Jamaicans double up in 200m at Crystal Palace Grand Prix
4 August 2007
Jamaican half-lap stars Usain Bolt and Veronica Campbell captured the men’s and women’s 200-metre dashes at the Norwich Union Grand Prix meeting in Crystal Palace on Friday.
Campbell dominant in specialty
Running her second event of the week, following a 100m win at the Olympic Meeting held in Thessaloniki on Monday, Campbell totally destroyed a world-class field to win the women’s 200m in 22.55 seconds in a (-1.9 m/s) headwind.
Campbell opened up from the get go and was never tested, as she easily proved to be the best sprinter in the event Friday evening. The Jamaican entered the home straight with a three-metre lead and surprisingly built on that lead in the final 50m to come away with a huge win. She was also the only runner to dip under 23-seconds.
“I felt things were going well and that I am in good shape, so I was hoping to run fast tonight,” the Jamaican said. “While it didn’t quite happen as I had hoped, I am still really pleased to win.”
Following the Olympic champion home was her arch rival Torri Edwards of USA who clocked 23.19, while European sprint double champion Kim Gevaert of Belgium finished third in 23.31.
Jamaica’s Kerron Stewarts, who was in second with 60-metres left in the race finished fourth in 23.35. Cayman Islands’ Cydonie Mothersill was seventh in 23.72.
Bolt held on for close victory
Bolt had his fans cheering when he crossed the finish line, after he made it a clean sweep for Jamaica with victory in the men’s equivalent. The 20-year-old ran a blistering bend before holding off a fast finishing Wallace Spearmon to take the event in 20.06 in a headwind (-0.1 m/s).
The 2002 world junior champion who has season bests of 19.75 and 10.03 for the 200m and 100m, flashed off the corner like a train while Spearmon was caught napping in the first dash. The Jamaican world junior record holder then managed to hold off his American rival who closed strongly in the last 50m to take second place.

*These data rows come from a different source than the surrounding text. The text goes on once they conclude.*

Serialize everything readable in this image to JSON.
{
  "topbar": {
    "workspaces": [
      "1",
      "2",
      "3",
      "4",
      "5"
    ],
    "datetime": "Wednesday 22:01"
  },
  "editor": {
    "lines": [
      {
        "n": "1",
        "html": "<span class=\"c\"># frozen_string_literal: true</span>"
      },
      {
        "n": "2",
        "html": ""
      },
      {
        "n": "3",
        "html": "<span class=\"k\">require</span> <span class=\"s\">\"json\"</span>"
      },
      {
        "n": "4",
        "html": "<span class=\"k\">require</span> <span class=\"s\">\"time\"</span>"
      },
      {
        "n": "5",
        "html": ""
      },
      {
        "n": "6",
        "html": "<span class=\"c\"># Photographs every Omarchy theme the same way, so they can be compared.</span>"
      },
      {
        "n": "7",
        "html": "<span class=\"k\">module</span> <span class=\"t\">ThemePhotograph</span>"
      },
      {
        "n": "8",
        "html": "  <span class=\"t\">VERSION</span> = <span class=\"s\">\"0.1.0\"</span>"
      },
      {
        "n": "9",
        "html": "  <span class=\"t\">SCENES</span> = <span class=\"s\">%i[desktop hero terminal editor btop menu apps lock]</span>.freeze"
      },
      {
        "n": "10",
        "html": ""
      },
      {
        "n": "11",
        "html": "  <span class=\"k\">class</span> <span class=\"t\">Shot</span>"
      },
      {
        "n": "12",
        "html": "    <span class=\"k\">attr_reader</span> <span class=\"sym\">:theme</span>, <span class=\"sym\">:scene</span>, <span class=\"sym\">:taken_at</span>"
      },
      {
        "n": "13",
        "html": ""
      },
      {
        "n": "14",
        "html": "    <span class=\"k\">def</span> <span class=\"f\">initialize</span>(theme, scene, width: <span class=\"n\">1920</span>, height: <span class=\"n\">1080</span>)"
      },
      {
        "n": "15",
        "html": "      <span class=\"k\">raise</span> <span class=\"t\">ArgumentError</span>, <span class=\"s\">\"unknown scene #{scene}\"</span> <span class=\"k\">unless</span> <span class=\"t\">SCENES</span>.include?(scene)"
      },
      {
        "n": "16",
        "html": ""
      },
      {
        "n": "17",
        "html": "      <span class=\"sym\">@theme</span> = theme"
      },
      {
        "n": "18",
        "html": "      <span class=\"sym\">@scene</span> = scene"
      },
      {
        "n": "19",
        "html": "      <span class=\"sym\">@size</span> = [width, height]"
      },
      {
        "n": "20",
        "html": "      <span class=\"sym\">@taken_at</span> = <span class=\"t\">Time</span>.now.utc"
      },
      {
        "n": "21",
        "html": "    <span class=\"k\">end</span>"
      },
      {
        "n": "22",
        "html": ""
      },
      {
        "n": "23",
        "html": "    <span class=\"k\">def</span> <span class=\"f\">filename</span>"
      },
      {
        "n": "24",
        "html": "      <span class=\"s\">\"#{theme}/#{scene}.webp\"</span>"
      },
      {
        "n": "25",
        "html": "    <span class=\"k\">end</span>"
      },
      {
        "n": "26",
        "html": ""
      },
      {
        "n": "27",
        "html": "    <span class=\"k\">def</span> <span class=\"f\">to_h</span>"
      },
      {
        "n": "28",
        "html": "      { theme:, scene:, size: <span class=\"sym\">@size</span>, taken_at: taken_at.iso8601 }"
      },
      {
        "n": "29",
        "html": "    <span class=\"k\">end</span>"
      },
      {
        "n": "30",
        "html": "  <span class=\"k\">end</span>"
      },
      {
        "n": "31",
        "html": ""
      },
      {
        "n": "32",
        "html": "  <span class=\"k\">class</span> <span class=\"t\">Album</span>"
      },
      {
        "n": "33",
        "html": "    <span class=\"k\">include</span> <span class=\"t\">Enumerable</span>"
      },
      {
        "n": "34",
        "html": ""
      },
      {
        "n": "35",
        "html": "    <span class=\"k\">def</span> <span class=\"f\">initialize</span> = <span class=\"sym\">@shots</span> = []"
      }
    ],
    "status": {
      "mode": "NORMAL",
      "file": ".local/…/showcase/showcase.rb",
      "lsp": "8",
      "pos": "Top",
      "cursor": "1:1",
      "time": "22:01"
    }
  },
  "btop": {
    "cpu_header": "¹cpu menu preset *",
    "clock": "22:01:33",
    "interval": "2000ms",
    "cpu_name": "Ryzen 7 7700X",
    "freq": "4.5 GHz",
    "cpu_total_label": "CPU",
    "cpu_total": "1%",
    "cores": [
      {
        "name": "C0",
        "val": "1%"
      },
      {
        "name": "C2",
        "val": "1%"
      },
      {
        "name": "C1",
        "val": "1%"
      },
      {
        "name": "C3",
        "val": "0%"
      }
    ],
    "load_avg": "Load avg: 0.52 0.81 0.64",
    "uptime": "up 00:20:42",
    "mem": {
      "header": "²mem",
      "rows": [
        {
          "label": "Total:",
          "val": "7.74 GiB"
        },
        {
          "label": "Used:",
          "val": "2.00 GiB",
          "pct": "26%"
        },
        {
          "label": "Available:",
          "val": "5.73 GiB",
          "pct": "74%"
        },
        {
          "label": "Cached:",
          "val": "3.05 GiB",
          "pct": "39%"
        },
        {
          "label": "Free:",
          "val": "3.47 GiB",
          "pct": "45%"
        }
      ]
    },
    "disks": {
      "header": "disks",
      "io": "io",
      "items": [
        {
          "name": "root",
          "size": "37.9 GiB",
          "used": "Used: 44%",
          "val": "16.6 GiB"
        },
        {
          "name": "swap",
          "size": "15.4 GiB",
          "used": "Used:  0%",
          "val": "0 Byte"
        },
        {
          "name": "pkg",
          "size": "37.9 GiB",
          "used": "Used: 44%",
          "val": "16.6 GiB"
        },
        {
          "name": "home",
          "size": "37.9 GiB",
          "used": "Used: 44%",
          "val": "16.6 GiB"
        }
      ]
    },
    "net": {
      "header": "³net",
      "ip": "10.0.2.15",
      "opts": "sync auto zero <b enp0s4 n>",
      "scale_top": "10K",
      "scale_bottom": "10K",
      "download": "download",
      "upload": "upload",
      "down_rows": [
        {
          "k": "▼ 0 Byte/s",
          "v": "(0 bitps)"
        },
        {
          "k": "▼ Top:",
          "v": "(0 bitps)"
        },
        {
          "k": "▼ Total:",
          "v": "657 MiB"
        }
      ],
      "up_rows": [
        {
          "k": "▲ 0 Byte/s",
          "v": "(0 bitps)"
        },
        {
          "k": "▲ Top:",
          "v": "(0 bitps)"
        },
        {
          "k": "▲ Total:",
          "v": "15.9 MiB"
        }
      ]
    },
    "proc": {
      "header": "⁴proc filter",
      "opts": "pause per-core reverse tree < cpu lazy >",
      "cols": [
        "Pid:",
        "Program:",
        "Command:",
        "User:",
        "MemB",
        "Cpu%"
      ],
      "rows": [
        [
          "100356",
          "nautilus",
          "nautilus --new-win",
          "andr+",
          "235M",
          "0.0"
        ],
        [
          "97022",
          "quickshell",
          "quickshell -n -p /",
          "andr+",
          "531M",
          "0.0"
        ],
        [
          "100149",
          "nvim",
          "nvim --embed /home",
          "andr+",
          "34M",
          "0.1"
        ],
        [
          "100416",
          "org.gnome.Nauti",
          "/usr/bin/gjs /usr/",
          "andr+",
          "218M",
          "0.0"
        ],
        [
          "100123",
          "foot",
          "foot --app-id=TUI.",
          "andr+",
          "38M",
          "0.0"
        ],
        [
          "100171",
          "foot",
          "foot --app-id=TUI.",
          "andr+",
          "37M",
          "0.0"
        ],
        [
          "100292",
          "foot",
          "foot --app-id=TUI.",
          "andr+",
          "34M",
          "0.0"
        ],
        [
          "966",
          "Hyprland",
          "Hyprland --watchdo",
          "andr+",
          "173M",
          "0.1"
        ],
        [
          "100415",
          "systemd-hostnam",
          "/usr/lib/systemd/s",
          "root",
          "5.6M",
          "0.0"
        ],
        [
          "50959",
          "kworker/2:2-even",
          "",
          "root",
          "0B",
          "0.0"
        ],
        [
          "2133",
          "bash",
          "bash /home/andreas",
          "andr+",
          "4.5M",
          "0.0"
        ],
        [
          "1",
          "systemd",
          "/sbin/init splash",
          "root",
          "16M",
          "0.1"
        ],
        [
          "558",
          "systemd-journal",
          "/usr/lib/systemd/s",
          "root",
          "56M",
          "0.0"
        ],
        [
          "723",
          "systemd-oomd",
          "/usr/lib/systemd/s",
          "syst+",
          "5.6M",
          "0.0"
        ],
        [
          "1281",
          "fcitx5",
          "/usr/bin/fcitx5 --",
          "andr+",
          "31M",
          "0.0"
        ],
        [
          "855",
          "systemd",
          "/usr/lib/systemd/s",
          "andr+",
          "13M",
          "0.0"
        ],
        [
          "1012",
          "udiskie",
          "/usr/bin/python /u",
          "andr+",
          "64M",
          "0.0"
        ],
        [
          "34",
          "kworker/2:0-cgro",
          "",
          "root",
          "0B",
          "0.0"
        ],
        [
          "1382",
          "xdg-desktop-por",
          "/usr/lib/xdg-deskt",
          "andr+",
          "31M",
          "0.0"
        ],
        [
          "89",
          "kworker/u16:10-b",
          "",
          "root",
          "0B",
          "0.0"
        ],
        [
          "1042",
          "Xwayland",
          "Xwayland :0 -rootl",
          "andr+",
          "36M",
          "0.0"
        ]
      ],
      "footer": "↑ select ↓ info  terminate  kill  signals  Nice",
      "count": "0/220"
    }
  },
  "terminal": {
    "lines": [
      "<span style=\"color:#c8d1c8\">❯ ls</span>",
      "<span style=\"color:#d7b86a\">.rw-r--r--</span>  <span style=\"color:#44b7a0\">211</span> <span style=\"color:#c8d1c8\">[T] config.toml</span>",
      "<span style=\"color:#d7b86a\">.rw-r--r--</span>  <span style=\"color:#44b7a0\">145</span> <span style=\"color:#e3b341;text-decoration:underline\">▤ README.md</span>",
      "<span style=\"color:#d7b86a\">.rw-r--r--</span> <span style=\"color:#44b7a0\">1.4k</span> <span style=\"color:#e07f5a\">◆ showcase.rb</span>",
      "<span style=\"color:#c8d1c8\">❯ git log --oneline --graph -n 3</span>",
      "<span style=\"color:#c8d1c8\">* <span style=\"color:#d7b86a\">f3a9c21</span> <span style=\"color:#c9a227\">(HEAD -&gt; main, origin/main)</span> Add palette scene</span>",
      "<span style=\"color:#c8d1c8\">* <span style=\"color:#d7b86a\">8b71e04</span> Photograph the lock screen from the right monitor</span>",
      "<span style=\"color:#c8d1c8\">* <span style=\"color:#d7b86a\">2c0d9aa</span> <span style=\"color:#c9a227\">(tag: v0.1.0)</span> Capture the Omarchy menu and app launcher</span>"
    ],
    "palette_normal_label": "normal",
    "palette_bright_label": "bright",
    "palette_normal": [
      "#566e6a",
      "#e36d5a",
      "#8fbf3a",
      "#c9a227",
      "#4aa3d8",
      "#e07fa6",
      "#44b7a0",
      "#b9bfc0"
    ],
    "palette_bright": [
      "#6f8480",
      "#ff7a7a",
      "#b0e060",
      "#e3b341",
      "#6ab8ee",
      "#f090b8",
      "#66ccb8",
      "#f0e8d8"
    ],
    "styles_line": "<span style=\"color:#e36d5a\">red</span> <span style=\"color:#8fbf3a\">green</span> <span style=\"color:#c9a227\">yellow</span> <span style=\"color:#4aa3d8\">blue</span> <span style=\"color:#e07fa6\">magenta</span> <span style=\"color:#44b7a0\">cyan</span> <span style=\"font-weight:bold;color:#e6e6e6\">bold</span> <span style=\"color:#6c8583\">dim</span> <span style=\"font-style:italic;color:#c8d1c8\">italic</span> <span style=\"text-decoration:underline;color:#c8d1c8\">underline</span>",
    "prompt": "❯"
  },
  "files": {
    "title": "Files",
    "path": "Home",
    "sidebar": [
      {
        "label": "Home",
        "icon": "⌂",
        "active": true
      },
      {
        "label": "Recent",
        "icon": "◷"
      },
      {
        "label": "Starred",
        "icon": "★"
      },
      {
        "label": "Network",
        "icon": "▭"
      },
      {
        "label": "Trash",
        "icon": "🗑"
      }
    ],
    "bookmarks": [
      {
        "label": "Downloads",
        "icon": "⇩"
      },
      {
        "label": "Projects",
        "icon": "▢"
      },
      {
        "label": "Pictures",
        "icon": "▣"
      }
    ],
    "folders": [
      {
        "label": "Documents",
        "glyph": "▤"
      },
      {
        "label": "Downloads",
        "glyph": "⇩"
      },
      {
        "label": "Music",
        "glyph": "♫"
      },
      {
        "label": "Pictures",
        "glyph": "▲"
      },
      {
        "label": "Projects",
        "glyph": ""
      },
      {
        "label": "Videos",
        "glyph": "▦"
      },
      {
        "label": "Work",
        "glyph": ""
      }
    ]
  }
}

Knowing that Spearmon is a fast finisher and is always catching him right at the tape, Bolt constantly looked to his right to see if the world silver medallist was on his tail.
“He never runs a fast curve so I thought I would take advantage of that,” Bolt said. “It seemed to work - just.”
However, this time the American ran out of real estate and had to settle for second place in 20.11. His American compatriot J.J. Johnson was third in 20.48.
National record for Lewis in Triple Jump
The region also had successes in the field event with Bahamian Leevand Sands and Grenada’s Randy Lewis both posting eye opening jumps in the men’s Triple Jump competition, despite not winning.
After a modest first round, the competition heated up in the second when Sands moved into the lead with a jump of 17.16m. He, however, was over taken in the very next round by Lewis, who leapt to 17.22m. Immediately after that jump, American Aarik Wilson out jumped them both with what turned out to be the winning mark of 17.58.
Sands came close in the third round with another big jump of 17.55, but, that was the closest he got as the American managed to take the event in his new personal best.
Meanwhile, Lewis saved his best jump for last, and although it was still only enough for third place, he managed to leave Crystal Palace with a new Grenadian national record of 17.43.
Elsewhere at the meet…
In other events at the meeting, American Tyson Gay was unable to break Powell’s 100m world record of 9.77 (-0.8 m/s), but managed to take first easily in 10.02. Jamaica’s Dwight Thomas finished last in 10.33.
The men’s 400m went to world and Olympic champion Jeremy Wariner of USA, but he only won the race in the closing metres. In an intense battle with his American counterpart Lashawn Merritt (44.23), Wariner moved in the lead in the last 30m to win in 44.05. Jamaica’s Michael Blackwood was sixth in 45.69.
The women’s event went to Jamaican-born American Sanya Richards, who clocked 49.79 to beat world 200m champion, Allyson Felix (50.17) and Jamaican Novlene Williams (50.91). Shereefa Lloyd (JAM, 52.12) finished sixth.
“I haven’t raced that much and each time I do I’m getting better and better,” said Richards, who will run the 200m in Osaka.
“I definitely think I can win the gold. It’s going to be tough because Allyson is really strong – she showed that today.”